中でも、高畑勲監督と宮崎駿監督が敬愛していた、宮沢賢治の影響は大きなものがあります。
ジブリ作品において、どのような影響を受けていたのか、ご紹介します。
どんぐりと山猫
『となりのトトロ』でサツキとメイがバス停でお父さんを待っているときに、トトロが茫然と現れますが、あのシーンのイメージには宮沢賢治の『どんぐりと山猫』があります。

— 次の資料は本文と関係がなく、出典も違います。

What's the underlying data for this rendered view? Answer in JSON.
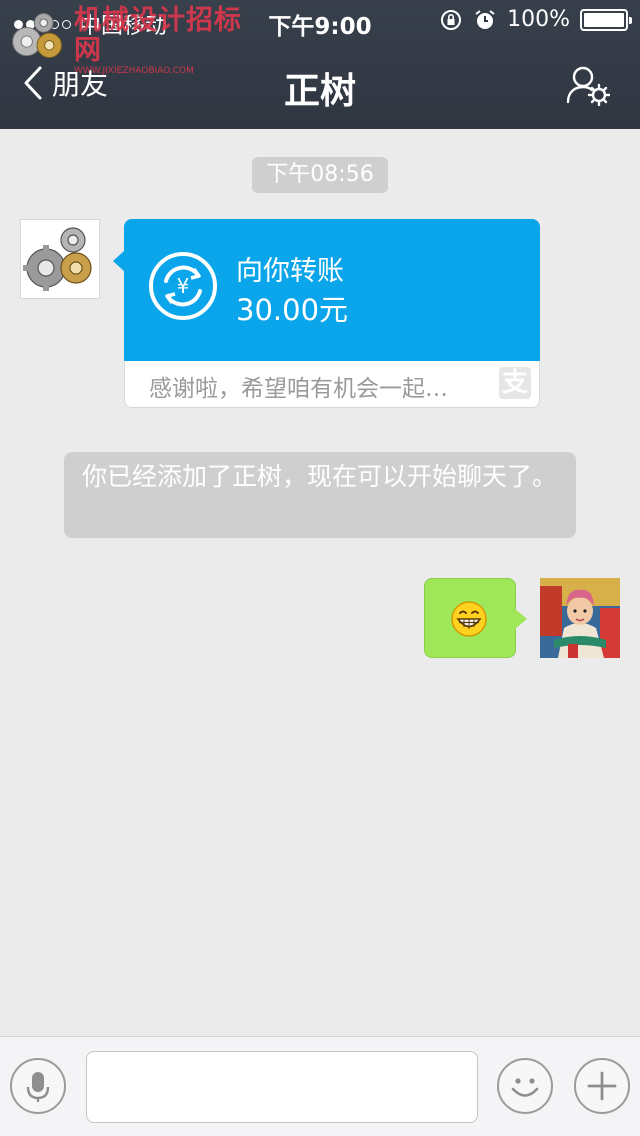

小説を読んだ宮崎駿監督は、挿絵に描かれていた山猫が小さかったことが気に入らなかったそうです。想像では、2メートルほどある巨大な山猫がぼう然と立って、足下でどんぐりがキイキイ言うシーンをイメージしていたことから、トトロの登場へと繋がっていきました。
ちなみに、三鷹の森ジブリ美術館の看板には、トトロに似た山猫がいます。
きっと、宮崎監督が思い描いた『どんぐりと山猫』のイメージも、こんな感じだったんじゃないでしょうか。
銀河鉄道の夜
『千と千尋の神隠し』で千尋とカオナシたちが電車に乗るシーンは、『銀河鉄道の夜』をイメージして作られています。
宮崎監督は、真っ暗な空に街の光が闇の中の星雲のように浮いていて、光がゆっくり周りながら遠ざかるというシーンを入れたかったそうですが、それはどうしても入らず諦めたそうです。
電車に乗っている人たちが、死者のように描かれているのは、『銀河鉄道の夜』を再現しようとした名残と思われます。
双子の星
ほんのワンシーンですが『平成狸合戦ぽんぽこ』で、正吉とおキヨが実行した「双子の星作戦」は、宮沢賢治の小説『双子の星』が題材となっています。
生徒諸君に寄せる
『コクリコ坂から』では、劇中で学生たちが合唱する「紺色のうねりが」という曲が出てきます。
これの歌詞は、1番を宮崎駿さんが、2番を宮崎吾朗さんが担当しています。
そして、この歌詞の原案となったのが、宮沢賢治の「生徒諸君に寄せる」という詩です。
セロ弾きのゴーシュ
こちらはジブリ作品ではありませんが、高畑勲監督が1982年にオープロダクションで手掛けた『セロ弾きのゴーシュ』があります。
宮沢賢治の同名小説をそのままアニメーション化しています。少数精鋭で制作され、5年の歳月をかけて完成させた自主制作作品です。
イーハトーブ
宮崎駿監督は1998年頃にテーマパークを構想していたことがあって、宮沢賢治の思い描いたイーハトーブの街を再現できないか、考えていたことがありました。
イメージボードも描き、建築家の荒川修作さんに相談もしていましたが実現には至りませんでした。その後、ジブリ美術館を造ることになり、別の形で実を結ぶこととなります。
種山ヶ原の夜
スタジオジブリの美術監督として有名な男鹿和雄さんは、宮沢賢治の戯曲『種山ヶ原の夜』を絵本にしています。
ジブリ作品では綿密に描く男鹿さんですが、こちらの絵本では柔らかなタッチで、宮沢賢治の世界を表現しています。
また、紙芝居映像として、男鹿さんが監督を務めた映像作品も「ジブリがいっぱいCOLLECTION」からDVD化されています。